Outro dia ouvi um episódio do podcast “Gostosas também choram” da Lela Brandão em que ela falava sobre a dificuldade em fazer amizades na vida adulta. Ela apresentou o conceito de Moai, que significa grupo de amizade e apoio, e contou a história de uma senhora que se mudou para um bairro novo sem conhecer ninguém além dos familiares e um belo dia decidiu bater na porta dos vizinhos para convidá-los a fazer parte do grupo de amigos, o Moai, dela.
Fiquei pensando em como seria ser uma velhinha aposentada criando o meu Moai. Lembrei dos encontros de literatura que já participei e de como o sentimento de pertencer a um grupo de escritoras deu materialidade para o meu sonho. Por enquanto, eu sou uma velhinha professora e durante os meses letivos, o calendário não me permite escrever ou participar de eventos tanto quanto eu gostaria, mas cada frestinha que se abre num sarau ou lançamento de livro me dá um novo sopro para continuar.

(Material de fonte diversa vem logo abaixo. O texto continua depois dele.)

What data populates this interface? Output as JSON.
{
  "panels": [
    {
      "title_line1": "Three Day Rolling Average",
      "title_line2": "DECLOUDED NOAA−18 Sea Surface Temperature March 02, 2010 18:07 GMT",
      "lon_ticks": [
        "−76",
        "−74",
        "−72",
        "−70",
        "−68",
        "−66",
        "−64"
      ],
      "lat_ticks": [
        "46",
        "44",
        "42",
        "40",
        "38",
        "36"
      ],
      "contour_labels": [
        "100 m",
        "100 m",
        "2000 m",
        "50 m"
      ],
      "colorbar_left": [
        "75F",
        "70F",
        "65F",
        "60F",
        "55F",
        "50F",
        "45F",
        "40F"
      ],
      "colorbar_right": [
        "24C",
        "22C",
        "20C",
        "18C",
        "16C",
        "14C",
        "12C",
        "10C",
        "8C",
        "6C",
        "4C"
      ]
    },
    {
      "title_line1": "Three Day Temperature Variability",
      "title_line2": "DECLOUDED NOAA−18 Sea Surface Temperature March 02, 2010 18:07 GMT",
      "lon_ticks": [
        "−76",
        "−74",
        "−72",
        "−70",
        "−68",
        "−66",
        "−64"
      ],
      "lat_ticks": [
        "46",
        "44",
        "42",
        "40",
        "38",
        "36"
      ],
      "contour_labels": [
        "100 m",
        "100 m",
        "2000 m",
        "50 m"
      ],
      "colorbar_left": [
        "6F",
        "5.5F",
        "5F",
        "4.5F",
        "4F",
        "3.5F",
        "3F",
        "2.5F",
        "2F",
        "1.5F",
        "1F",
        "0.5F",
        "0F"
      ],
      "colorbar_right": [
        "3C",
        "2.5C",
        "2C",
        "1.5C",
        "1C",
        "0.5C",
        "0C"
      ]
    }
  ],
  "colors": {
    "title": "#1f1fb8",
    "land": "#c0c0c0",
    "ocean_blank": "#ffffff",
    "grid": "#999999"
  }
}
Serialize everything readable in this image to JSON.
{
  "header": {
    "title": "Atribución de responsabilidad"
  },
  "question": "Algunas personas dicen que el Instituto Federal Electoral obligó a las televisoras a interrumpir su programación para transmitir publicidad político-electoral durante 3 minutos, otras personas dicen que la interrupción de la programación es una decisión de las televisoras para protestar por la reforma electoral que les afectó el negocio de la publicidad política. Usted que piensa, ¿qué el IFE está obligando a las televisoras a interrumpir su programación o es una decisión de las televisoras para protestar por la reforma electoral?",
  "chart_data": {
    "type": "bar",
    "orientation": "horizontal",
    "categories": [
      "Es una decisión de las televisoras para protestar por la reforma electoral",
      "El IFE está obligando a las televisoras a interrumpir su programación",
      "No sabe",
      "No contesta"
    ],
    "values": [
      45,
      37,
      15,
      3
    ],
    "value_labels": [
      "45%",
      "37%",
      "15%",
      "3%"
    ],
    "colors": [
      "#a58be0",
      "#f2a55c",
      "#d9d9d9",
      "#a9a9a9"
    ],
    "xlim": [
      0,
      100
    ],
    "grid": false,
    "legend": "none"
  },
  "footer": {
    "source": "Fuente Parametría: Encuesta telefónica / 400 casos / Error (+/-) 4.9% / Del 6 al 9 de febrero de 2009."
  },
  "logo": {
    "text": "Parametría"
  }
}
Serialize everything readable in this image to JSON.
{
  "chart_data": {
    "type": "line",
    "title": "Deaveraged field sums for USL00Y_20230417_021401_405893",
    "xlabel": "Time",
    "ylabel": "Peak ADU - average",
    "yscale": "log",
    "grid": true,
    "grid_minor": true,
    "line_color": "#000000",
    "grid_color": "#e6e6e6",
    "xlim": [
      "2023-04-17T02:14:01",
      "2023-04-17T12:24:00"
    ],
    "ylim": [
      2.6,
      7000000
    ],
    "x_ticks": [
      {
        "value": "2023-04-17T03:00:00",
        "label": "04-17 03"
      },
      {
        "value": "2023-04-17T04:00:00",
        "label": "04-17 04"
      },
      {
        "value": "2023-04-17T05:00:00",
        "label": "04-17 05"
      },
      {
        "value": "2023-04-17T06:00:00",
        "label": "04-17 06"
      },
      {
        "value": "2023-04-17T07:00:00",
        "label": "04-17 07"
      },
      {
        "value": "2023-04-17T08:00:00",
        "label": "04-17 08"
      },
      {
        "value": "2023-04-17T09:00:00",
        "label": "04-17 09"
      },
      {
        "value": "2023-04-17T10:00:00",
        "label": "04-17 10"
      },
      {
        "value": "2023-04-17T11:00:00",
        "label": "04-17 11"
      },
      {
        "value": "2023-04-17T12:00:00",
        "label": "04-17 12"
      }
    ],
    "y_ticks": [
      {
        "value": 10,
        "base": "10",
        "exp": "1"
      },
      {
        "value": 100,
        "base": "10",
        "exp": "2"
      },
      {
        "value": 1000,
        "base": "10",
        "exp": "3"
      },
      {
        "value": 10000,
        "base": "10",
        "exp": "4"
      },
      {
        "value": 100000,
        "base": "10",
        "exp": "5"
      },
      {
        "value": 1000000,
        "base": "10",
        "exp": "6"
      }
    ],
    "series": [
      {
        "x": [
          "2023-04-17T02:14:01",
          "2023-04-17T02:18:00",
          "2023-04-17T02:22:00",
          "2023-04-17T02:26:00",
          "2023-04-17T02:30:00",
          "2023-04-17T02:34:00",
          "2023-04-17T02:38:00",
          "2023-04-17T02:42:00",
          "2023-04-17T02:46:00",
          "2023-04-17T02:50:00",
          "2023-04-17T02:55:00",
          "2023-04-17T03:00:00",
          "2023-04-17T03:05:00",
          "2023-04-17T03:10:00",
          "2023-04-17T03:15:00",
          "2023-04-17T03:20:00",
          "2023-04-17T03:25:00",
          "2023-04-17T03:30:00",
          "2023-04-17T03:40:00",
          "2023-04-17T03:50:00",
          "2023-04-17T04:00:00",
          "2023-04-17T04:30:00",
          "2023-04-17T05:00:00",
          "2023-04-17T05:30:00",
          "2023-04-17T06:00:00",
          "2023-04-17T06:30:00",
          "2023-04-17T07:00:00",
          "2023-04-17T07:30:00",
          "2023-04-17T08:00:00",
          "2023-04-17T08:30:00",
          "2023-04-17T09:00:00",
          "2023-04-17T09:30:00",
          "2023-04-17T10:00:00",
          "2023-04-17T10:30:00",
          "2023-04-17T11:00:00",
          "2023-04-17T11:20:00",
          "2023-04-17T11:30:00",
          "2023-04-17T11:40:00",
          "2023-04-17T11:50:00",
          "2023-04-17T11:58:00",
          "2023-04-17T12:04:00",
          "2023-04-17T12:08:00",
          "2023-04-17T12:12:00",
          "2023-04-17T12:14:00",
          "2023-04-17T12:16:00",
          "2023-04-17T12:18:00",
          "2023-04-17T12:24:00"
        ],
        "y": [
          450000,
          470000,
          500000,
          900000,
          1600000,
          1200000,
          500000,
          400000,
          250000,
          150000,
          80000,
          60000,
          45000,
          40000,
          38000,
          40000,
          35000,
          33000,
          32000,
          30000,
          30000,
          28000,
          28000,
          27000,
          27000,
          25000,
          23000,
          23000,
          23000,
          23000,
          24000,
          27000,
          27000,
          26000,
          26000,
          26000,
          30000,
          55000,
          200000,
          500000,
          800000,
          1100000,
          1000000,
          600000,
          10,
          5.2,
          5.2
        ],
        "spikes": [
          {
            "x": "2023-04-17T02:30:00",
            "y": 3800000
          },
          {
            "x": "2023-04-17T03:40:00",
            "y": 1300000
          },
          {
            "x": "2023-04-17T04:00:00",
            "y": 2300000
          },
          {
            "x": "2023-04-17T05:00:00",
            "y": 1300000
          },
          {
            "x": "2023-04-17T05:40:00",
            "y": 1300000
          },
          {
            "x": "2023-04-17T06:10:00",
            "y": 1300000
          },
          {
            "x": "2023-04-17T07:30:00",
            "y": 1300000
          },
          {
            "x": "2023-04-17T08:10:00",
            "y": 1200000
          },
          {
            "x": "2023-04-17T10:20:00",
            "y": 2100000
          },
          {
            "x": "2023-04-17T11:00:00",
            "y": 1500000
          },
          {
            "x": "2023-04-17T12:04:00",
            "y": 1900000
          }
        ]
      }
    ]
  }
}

E aparentemente é isso o que acontece com quem cultiva um Moai.
Quando me comprometi a publicar regularmente na newsletter, foi com a intenção de encontrar amigas escritoras, criar o espaço do meu Moai. Esta edição, por exemplo, vem com todo o entusiamo de início de férias, mas volte duas postagens e leia o meu lamento sobre o começo do semestre letivo. É curioso que passo dia e noite pensando no que escrever aqui ou no romance (que caminha bem, obrigada), mas fazendo uma autocrítica das minhas publicações, vejo mais drama do que literatura de fato. Percebo que minha conversa dá voltas e voltas no mesmo lugar, como se eu observasse uma instalação que se move lentamente num complicado jogo de engrenagens da minha rotina contra espelhos que refletem a vida das escritoras que me inspiram no Instagram. É até bonito de olhar, mas uma hora cansa. E quem gostaria de estar no mesmo clube que uma velha ranzinza?

Digamos que eu já esteja com as chaves que autorizam a me autodeclarar escritora, já fiz a mudança para o bairro novo quando abri a conta no Substack e ajeitei minhas coisinhas em casa com um esquema de publicação mensal constante, além do layout bonitinho. Então, chegou a vez da própria moradora se arrumar para fazer terapia receber visitas.
Tem tanta coisa acumulada aqui na minha cabecinha, mas fica tudo soterrado por aquela instalação de engrenagens e espelhos. Por exemplo, os arquivos com exercícios esperando para terem seu processo comentado, ou contar de como descobri que o quinto capítulo do meu livro, na verdade, era um esboço do que devem ser os próximos seis ou sete capítulos e toda a pesquisa de referências que precisei aprofundar para continuar desenvolvendo a história.
Entre a minha cabeça e o teclado, está faltando mais mesa de bar ou uma cafeteria para conversar de verdade com outras escritoras, como deve ser em um Moai. No Instagram, que permite um contato mais imediato e frequente, até acontece um “eu também” comentado no story ou uma conversa rápida que não recebe a atenção que eu gostaria de oferecer e compartilhar. Esse episódio do podcast me fez entender que talvez eu precise, literalmente, sair das telas. A constância, não somente na escrita, mas também na conversa, deve arejar a casa e me livrar das engrenagens e espelhos.
Por isso não se espante se nos próximos dias eu aparecer na sua porta virtual e disser: “Oi, vamos ser amigas?”.
eu já me sinto sua amiga virtual toda vez que te leio, mas entendo a falta que faz amigas presenciais <3
Talvez essa escrita em círculos seja um reflexo do grande conflito interno que se apresenta quando decidimos (entenda esse decidimos como algo bem amplo, já que eu, Ana, não acredito que esta seja exatamente uma decisão autônoma) escrever um livro. Muitos processos ocorrem, a palavra pede um tempo que nem sempre temos para dar e muitas vezes, mesmo tendo, não damos, porque é doloroso ser esse intermédio de algo que vai além de nós.